Japan tightens rules on Delta variant

Tokyo

The news in Tokyo is not very good, with less than four weeks to go before the opening of the Tokyo Games. Japanese organisers are facing one of the many disaster scenarios that have been multiplying since the sanitary crisis began and the event was postponed: the discovery of COVID-19 cases in foreign delegations.

The first case was detected on Saturday, June 19th, a coach from the Ugandan team, who tested positive on arrival at Tokyo’s Narita airport. He was placed in isolation. A second member of the delegation, an athlete, tested positive three days later during a daily check at his hotel in the city of Izumisano, Osaka Prefecture. He too was isolated from the rest of the team.

Both Ugandans were vaccinated. They had tested negative before leaving for Japan. Since then, Japanese authorities have confirmed that they had caught the Delta variant, the name now given to the Indian variant, which is more contagious than the original virus.

The Japanese had anticipated this, so they were quick to react. Unsurprisingly, in the last few hours, they have announced a new series of measures to further strengthen sanitary precautions.

First, athletes and members of a foreign delegation with one or more cases of COVID-19 upon arrival in Japan will be immediately placed in isolation. The Ugandans were not placed in isolation on Saturday, June 19th, after a positive case was discovered among the staff. The rest of the team was able to leave the airport and travel by special bus to their base camp in Osaka Prefecture.

Hidemasa Nakamura, one of the operations managers at the organising committee, explained on Sunday, June 27th: “We will immediately take steps to isolate and test all people who have travelled with a positive person, even before determining whether they have been in close contact with an infected person.”

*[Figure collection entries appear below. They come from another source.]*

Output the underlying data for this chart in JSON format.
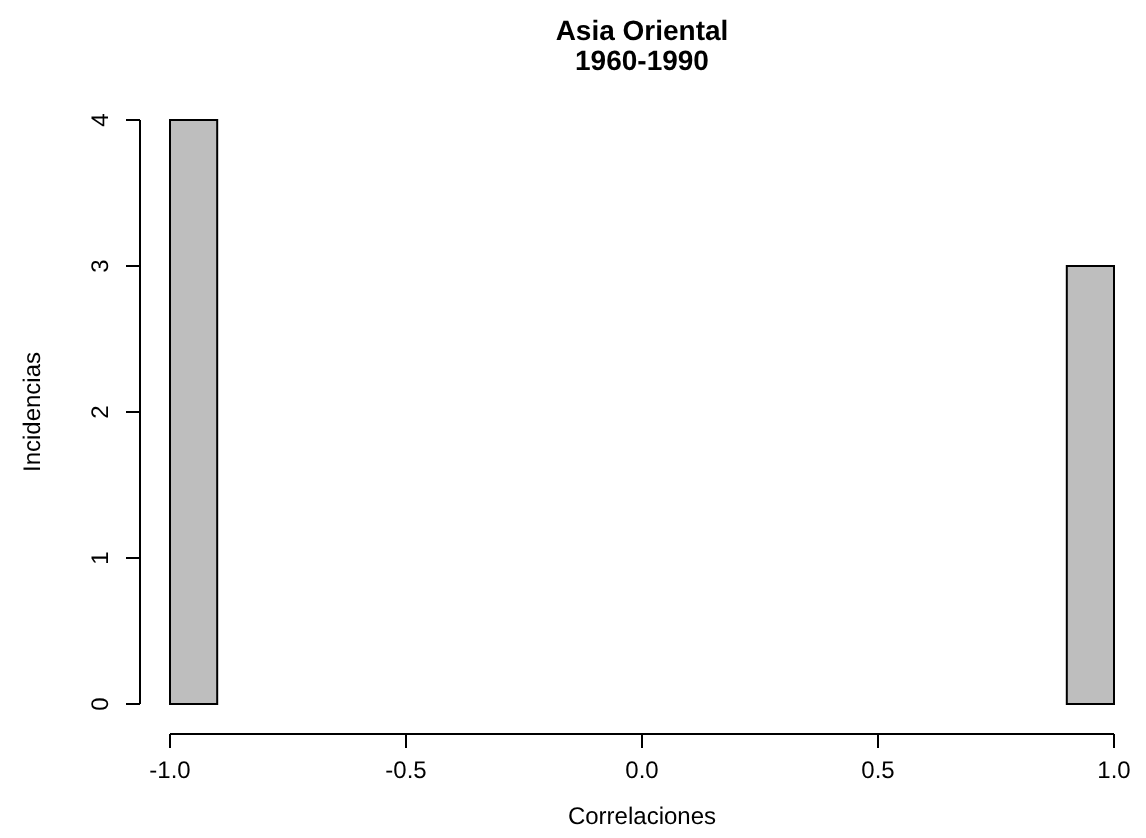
{
  "chart_data": {
    "type": "histogram",
    "title": "Asia Oriental\n1960-1990",
    "xlabel": "Correlaciones",
    "ylabel": "Incidencias",
    "bins": [
      -1.0,
      -0.9,
      -0.8,
      -0.7,
      -0.6,
      -0.5,
      -0.4,
      -0.3,
      -0.2,
      -0.1,
      0.0,
      0.1,
      0.2,
      0.3,
      0.4,
      0.5,
      0.6,
      0.7,
      0.8,
      0.9,
      1.0
    ],
    "values": [
      4,
      0,
      0,
      0,
      0,
      0,
      0,
      0,
      0,
      0,
      0,
      0,
      0,
      0,
      0,
      0,
      0,
      0,
      0,
      3
    ],
    "color": "#bebebe",
    "xlim": [
      -1.0,
      1.0
    ],
    "xticks": [
      {
        "value": -1.0,
        "label": "-1.0"
      },
      {
        "value": -0.5,
        "label": "-0.5"
      },
      {
        "value": 0.0,
        "label": "0.0"
      },
      {
        "value": 0.5,
        "label": "0.5"
      },
      {
        "value": 1.0,
        "label": "1.0"
      }
    ],
    "ylim": [
      0,
      4
    ],
    "yticks": [
      0,
      1,
      2,
      3,
      4
    ],
    "grid": false
  }
}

After the discovery of a second COVID-19 case among the Ugandan delegation, the organisers were criticised for their lack of attention to the issue. They were criticised for allowing the rest of the delegation to leave the airport and stick to their original plans, with a long journey to the town of Izumisano.

For the athletes, this new situation will not be without consequences. They could be asked to stay in Tokyo in an isolation centre because of this travel with an infected person. They would then not be able to return to their pre-Olympic training grounds until they had completed a period of isolation.

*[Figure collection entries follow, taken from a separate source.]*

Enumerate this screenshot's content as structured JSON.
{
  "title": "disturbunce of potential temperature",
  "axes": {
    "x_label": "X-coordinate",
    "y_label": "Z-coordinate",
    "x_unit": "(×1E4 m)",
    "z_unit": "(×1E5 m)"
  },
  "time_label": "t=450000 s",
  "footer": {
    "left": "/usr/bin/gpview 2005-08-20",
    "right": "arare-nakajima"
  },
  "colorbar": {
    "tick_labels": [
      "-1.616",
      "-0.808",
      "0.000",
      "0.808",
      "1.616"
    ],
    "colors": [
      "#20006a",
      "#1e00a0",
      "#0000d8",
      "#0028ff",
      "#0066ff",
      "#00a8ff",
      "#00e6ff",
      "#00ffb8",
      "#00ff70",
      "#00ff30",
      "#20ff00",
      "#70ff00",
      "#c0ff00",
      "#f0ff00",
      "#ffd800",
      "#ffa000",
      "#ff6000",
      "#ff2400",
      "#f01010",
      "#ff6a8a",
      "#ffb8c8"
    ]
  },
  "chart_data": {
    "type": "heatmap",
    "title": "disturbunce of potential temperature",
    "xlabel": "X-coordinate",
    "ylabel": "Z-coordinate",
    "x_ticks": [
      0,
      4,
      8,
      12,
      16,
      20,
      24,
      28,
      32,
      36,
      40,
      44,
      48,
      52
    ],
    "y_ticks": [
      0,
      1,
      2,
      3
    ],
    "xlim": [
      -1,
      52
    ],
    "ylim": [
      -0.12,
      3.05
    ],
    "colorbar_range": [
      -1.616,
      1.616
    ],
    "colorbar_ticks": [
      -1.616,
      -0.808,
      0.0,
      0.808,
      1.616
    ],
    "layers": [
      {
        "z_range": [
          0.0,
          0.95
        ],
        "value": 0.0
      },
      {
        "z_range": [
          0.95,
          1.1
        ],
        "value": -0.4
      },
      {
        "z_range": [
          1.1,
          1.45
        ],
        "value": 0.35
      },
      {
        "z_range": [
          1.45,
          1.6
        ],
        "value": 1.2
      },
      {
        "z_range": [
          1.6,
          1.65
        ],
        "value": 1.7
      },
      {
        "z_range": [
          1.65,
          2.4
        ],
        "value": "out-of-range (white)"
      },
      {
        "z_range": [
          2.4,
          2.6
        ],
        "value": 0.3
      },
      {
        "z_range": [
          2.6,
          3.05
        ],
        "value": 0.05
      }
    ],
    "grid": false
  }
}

In another new sanitary measure, the Japanese government has decided, according to several media reports, to require members of delegations from six foreign countries to undergo daily testing for seven days before they leave for Tokyo. This measure applies to delegations from India, Nepal, Pakistan, Maldives, Sri Lanka and Afghanistan. It will take effect on July 1st.

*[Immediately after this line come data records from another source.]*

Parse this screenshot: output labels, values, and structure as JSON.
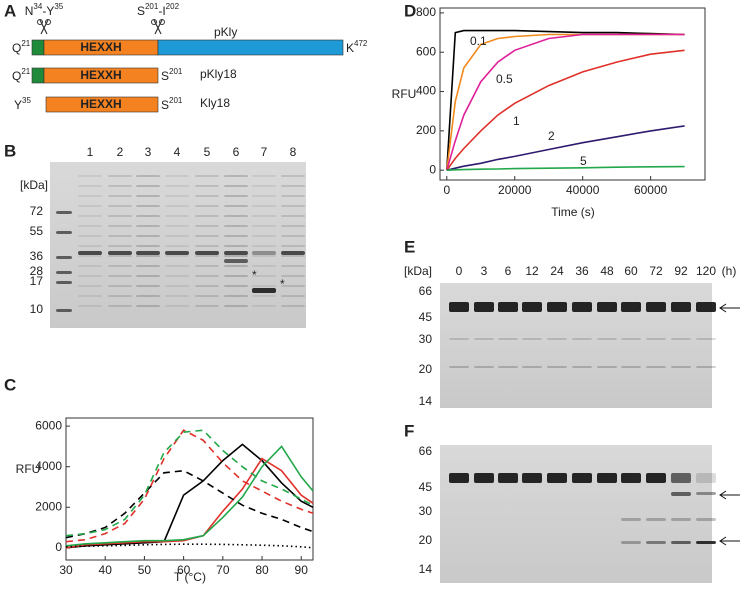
{
  "panel_labels": [
    "A",
    "B",
    "C",
    "D",
    "E",
    "F"
  ],
  "panel_a": {
    "cut_sites": [
      {
        "left": "N",
        "left_pos": "34",
        "right": "-Y",
        "right_pos": "35"
      },
      {
        "left": "S",
        "left_pos": "201",
        "right": "-I",
        "right_pos": "202"
      }
    ],
    "constructs": [
      {
        "start": "Q",
        "start_pos": "21",
        "motif": "HEXXH",
        "end": "K",
        "end_pos": "472",
        "name": "pKly"
      },
      {
        "start": "Q",
        "start_pos": "21",
        "motif": "HEXXH",
        "end": "S",
        "end_pos": "201",
        "name": "pKly18"
      },
      {
        "start": "Y",
        "start_pos": "35",
        "motif": "HEXXH",
        "end": "S",
        "end_pos": "201",
        "name": "Kly18"
      }
    ]
  },
  "panel_b": {
    "unit": "[kDa]",
    "markers": [
      "72",
      "55",
      "36",
      "28",
      "17",
      "10"
    ],
    "lanes": [
      "1",
      "2",
      "3",
      "4",
      "5",
      "6",
      "7",
      "8"
    ],
    "stars": [
      "*",
      "*"
    ]
  },
  "panel_e": {
    "unit": "[kDa]",
    "markers": [
      "66",
      "45",
      "30",
      "20",
      "14"
    ],
    "times": [
      "0",
      "3",
      "6",
      "12",
      "24",
      "36",
      "48",
      "60",
      "72",
      "92",
      "120"
    ],
    "time_unit": "(h)"
  },
  "panel_f": {
    "markers": [
      "66",
      "45",
      "30",
      "20",
      "14"
    ]
  },
  "chart_data": [
    {
      "type": "line",
      "xlabel": "T (°C)",
      "ylabel": "RFU",
      "x": [
        30,
        35,
        40,
        45,
        50,
        55,
        60,
        65,
        70,
        75,
        80,
        85,
        90,
        93
      ],
      "xlim": [
        30,
        93
      ],
      "ylim": [
        -600,
        6400
      ],
      "xticks": [
        30,
        40,
        50,
        60,
        70,
        80,
        90
      ],
      "yticks": [
        0,
        2000,
        4000,
        6000
      ],
      "series": [
        {
          "color": "#000000",
          "style": "solid",
          "values": [
            0,
            100,
            150,
            200,
            250,
            300,
            2600,
            3300,
            4300,
            5100,
            4300,
            3200,
            2300,
            2000
          ]
        },
        {
          "color": "#e0302a",
          "style": "solid",
          "values": [
            0,
            150,
            200,
            250,
            300,
            300,
            350,
            600,
            1800,
            2900,
            4400,
            3800,
            2600,
            2200
          ]
        },
        {
          "color": "#22a84a",
          "style": "solid",
          "values": [
            100,
            200,
            250,
            300,
            350,
            350,
            400,
            600,
            1500,
            2500,
            4000,
            5000,
            3500,
            2800
          ]
        },
        {
          "color": "#000000",
          "style": "dashed",
          "values": [
            500,
            700,
            1000,
            1700,
            2700,
            3700,
            3800,
            3300,
            2700,
            2100,
            1700,
            1400,
            1000,
            800
          ]
        },
        {
          "color": "#e0302a",
          "style": "dashed",
          "values": [
            300,
            400,
            700,
            1200,
            2400,
            4400,
            5800,
            5300,
            4200,
            3300,
            2800,
            2300,
            1900,
            1700
          ]
        },
        {
          "color": "#22a84a",
          "style": "dashed",
          "values": [
            600,
            700,
            900,
            1400,
            2600,
            4700,
            5700,
            5800,
            4800,
            4000,
            3300,
            2900,
            2400,
            2100
          ]
        },
        {
          "color": "#000000",
          "style": "dotted",
          "values": [
            50,
            80,
            100,
            120,
            150,
            170,
            180,
            180,
            170,
            150,
            130,
            100,
            50,
            0
          ]
        }
      ]
    },
    {
      "type": "line",
      "xlabel": "Time (s)",
      "ylabel": "RFU",
      "x": [
        0,
        2500,
        5000,
        10000,
        15000,
        20000,
        30000,
        40000,
        50000,
        60000,
        70000
      ],
      "xlim": [
        -2000,
        76000
      ],
      "ylim": [
        -50,
        825
      ],
      "xticks": [
        0,
        20000,
        40000,
        60000
      ],
      "yticks": [
        0,
        200,
        400,
        600,
        800
      ],
      "annotations": [
        "0.1",
        "0.5",
        "1",
        "2",
        "5"
      ],
      "series": [
        {
          "color": "#000000",
          "style": "solid",
          "values": [
            0,
            700,
            710,
            710,
            710,
            710,
            705,
            700,
            700,
            695,
            690
          ]
        },
        {
          "color": "#f08a1c",
          "style": "solid",
          "values": [
            0,
            350,
            520,
            640,
            670,
            680,
            690,
            690,
            690,
            690,
            690
          ]
        },
        {
          "color": "#e0209a",
          "style": "solid",
          "values": [
            0,
            150,
            280,
            450,
            550,
            610,
            670,
            690,
            690,
            690,
            690
          ]
        },
        {
          "color": "#e0302a",
          "style": "solid",
          "values": [
            0,
            60,
            110,
            200,
            280,
            340,
            430,
            500,
            550,
            590,
            610
          ]
        },
        {
          "color": "#2e1a6e",
          "style": "solid",
          "values": [
            0,
            10,
            20,
            35,
            55,
            70,
            105,
            140,
            170,
            200,
            225
          ]
        },
        {
          "color": "#22a84a",
          "style": "solid",
          "values": [
            0,
            2,
            3,
            5,
            6,
            8,
            10,
            12,
            15,
            17,
            18
          ]
        }
      ]
    }
  ]
}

In addition, five other countries have been placed on a second list by the Japanese authorities: Egypt, Vietnam, Malaysia, Britain and Bangladesh. Members of those delegations will have to undergo daily tests during the three days preceding their trip to Japan.

For the other nations, the rule remains the same: two tests within four days before departure, the second one within 72 hours before take-off.

Note: athletes from the 11 targeted countries will be allowed to train before flying to Japan for the Tokyo Games, but on condition that they do not come into contact with people who are not part of their team. For the representatives of the six countries most at risk, this condition must be respected for seven days. For the others, only the last three days. Quite a headache.